JPMorgan Chase’s $2 billion loss on a derivatives bet gone bad says one thing clearly: Paul Volcker isn’t so dumb after all.
JPMorgan (JPM) Chief Executive Officer Jamie Dimon went out on a limb in saying that he knew more about financial markets than Volcker, the former Federal Reserve chairman who championed the rule restricting banks’ trading risks.
“Paul Volcker by his own admission has said he doesn’t understand capital markets,” Dimon told Fox Business earlier this year. “He has proven that to me.”
Now it’s Dimon who looks like he doesn’t understand capital markets. Bloomberg News is reporting today that the loss occurred after traders in the London-based chief investment office changed a key betting strategy. Dimon wasn’t immediately told about their shift in strategy and didn’t know the magnitude of the losses until after the company reported earnings April 13, an executive told Bloomberg.

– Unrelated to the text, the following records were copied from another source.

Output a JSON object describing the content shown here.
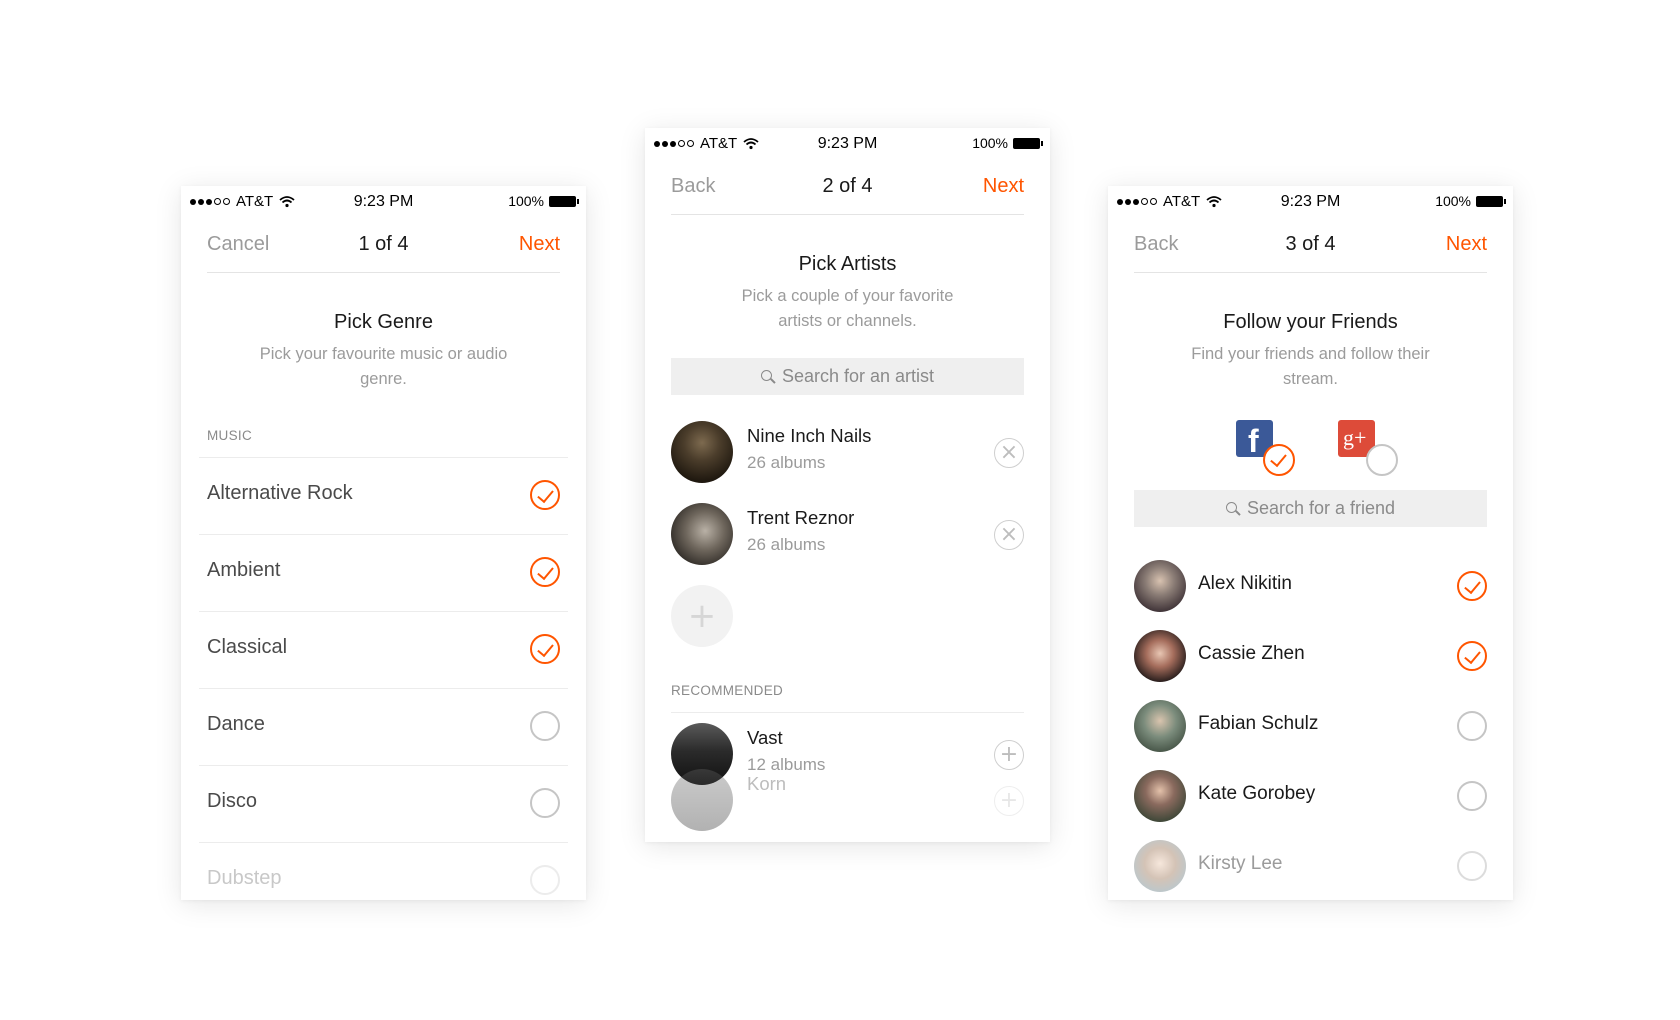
{
  "status": {
    "carrier": "AT&T",
    "time": "9:23 PM",
    "battery": "100%"
  },
  "screen1": {
    "nav": {
      "left": "Cancel",
      "title": "1 of 4",
      "right": "Next"
    },
    "heading": "Pick Genre",
    "subtitle": "Pick your favourite music or audio genre.",
    "section": "MUSIC",
    "genres": [
      {
        "label": "Alternative Rock",
        "checked": true
      },
      {
        "label": "Ambient",
        "checked": true
      },
      {
        "label": "Classical",
        "checked": true
      },
      {
        "label": "Dance",
        "checked": false
      },
      {
        "label": "Disco",
        "checked": false
      },
      {
        "label": "Dubstep",
        "checked": false
      }
    ]
  },
  "screen2": {
    "nav": {
      "left": "Back",
      "title": "2 of 4",
      "right": "Next"
    },
    "heading": "Pick Artists",
    "subtitle": "Pick a couple of your favorite artists or channels.",
    "search_placeholder": "Search for an artist",
    "selected": [
      {
        "name": "Nine Inch Nails",
        "sub": "26 albums"
      },
      {
        "name": "Trent Reznor",
        "sub": "26 albums"
      }
    ],
    "recommended_label": "RECOMMENDED",
    "recommended": [
      {
        "name": "Vast",
        "sub": "12 albums"
      },
      {
        "name": "Korn",
        "sub": ""
      }
    ]
  },
  "screen3": {
    "nav": {
      "left": "Back",
      "title": "3 of 4",
      "right": "Next"
    },
    "heading": "Follow your Friends",
    "subtitle": "Find your friends and follow their stream.",
    "facebook_connected": true,
    "google_connected": false,
    "search_placeholder": "Search for a friend",
    "friends": [
      {
        "name": "Alex Nikitin",
        "followed": true
      },
      {
        "name": "Cassie Zhen",
        "followed": true
      },
      {
        "name": "Fabian Schulz",
        "followed": false
      },
      {
        "name": "Kate Gorobey",
        "followed": false
      },
      {
        "name": "Kirsty Lee",
        "followed": false
      }
    ]
  },
  "colors": {
    "accent": "#ff5500",
    "muted": "#9b9b9b",
    "search_bg": "#efefef"
  },
  "icons": [
    "wifi-icon",
    "battery-icon",
    "check-icon",
    "remove-icon",
    "add-icon",
    "search-icon",
    "facebook-icon",
    "google-plus-icon"
  ]
}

That’s how capital markets work. Traders win enormous fortunes if they bet right, and they aren’t forced to pay back their salaries and bonuses if the bets go bad. So when they see opportunities, they seize them. They don’t always wait for clearance from the top, especially if they think risk managers will try to stop them.
Making matters even worse for Dimon, he initially dismissed the problems in London as “a complete tempest in a teapot” after they were revealed by Bloomberg News in April. It’s one thing to miss a problem; it’s much worse to continue missing it after it has been brought to the public’s attention.

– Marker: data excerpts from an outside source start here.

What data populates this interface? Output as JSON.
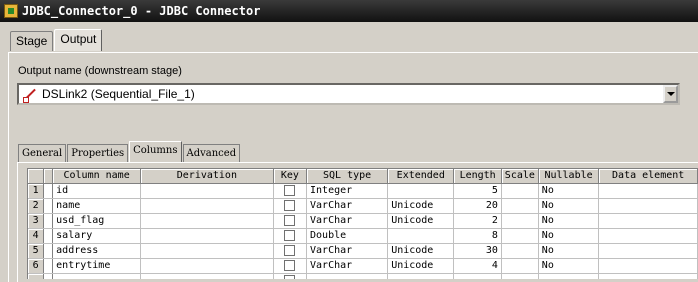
{
  "window": {
    "title": "JDBC_Connector_0 - JDBC Connector"
  },
  "outer_tabs": [
    {
      "label": "Stage",
      "active": false
    },
    {
      "label": "Output",
      "active": true
    }
  ],
  "output_name": {
    "label": "Output name (downstream stage)",
    "value": "DSLink2 (Sequential_File_1)"
  },
  "inner_tabs": [
    {
      "label": "General",
      "active": false
    },
    {
      "label": "Properties",
      "active": false
    },
    {
      "label": "Columns",
      "active": true
    },
    {
      "label": "Advanced",
      "active": false
    }
  ],
  "columns_grid": {
    "headers": [
      "Column name",
      "Derivation",
      "Key",
      "SQL type",
      "Extended",
      "Length",
      "Scale",
      "Nullable",
      "Data element"
    ],
    "rows": [
      {
        "num": "1",
        "name": "id",
        "derivation": "",
        "key": false,
        "sql_type": "Integer",
        "extended": "",
        "length": "5",
        "scale": "",
        "nullable": "No",
        "data_element": ""
      },
      {
        "num": "2",
        "name": "name",
        "derivation": "",
        "key": false,
        "sql_type": "VarChar",
        "extended": "Unicode",
        "length": "20",
        "scale": "",
        "nullable": "No",
        "data_element": ""
      },
      {
        "num": "3",
        "name": "usd_flag",
        "derivation": "",
        "key": false,
        "sql_type": "VarChar",
        "extended": "Unicode",
        "length": "2",
        "scale": "",
        "nullable": "No",
        "data_element": ""
      },
      {
        "num": "4",
        "name": "salary",
        "derivation": "",
        "key": false,
        "sql_type": "Double",
        "extended": "",
        "length": "8",
        "scale": "",
        "nullable": "No",
        "data_element": ""
      },
      {
        "num": "5",
        "name": "address",
        "derivation": "",
        "key": false,
        "sql_type": "VarChar",
        "extended": "Unicode",
        "length": "30",
        "scale": "",
        "nullable": "No",
        "data_element": ""
      },
      {
        "num": "6",
        "name": "entrytime",
        "derivation": "",
        "key": false,
        "sql_type": "VarChar",
        "extended": "Unicode",
        "length": "4",
        "scale": "",
        "nullable": "No",
        "data_element": ""
      }
    ]
  }
}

Having bragged that JPMorgan had controls in place to prevent this sort of thing, Dimon is left having to concede that it didn’t after all. He had no choice but to admit that the bank had “egg on its face” and to acknowledge that the episode “plays right into the hands of a whole bunch of pundits out there.”
Yet after all that, Dimon hasn’t budged in his opposition to the Volcker Rule.
Dimon is right about one thing: The Volcker Rule in the Dodd-Frank Act is unwieldy because it is devilishly difficult to determine whether a trade violates it or not. The objective is to restrict banks’ trading except for carrying out customers’ orders or hedging—that is, reducing risk by putting on one trade to offset another. (There are some exceptions.) Dimon complained to CNBC earlier this year: “If you want to be trading, you have to have a lawyer and a psychiatrist sitting next to you determining what was your intent every time you did something.”
But the need for a risk-reducing rule something like the Volcker Rule is obvious. Banks have a special obligation to avoid risk because their failure can drag down the entire economy. JPMorgan is able to borrow cheaply because lenders understand that the federal government will not let it default. In fact, it has been officially declared “too big to fail.” In return for the trampoline of taxpayer dollars—once implicit, now explicit—JPMorgan and other too-big-to-fail banks have no choice but to accept some constraints on their freedom of action. Even if that means smaller bonuses for high-flying traders and their (sometimes) out-of-touch bosses in the corner office.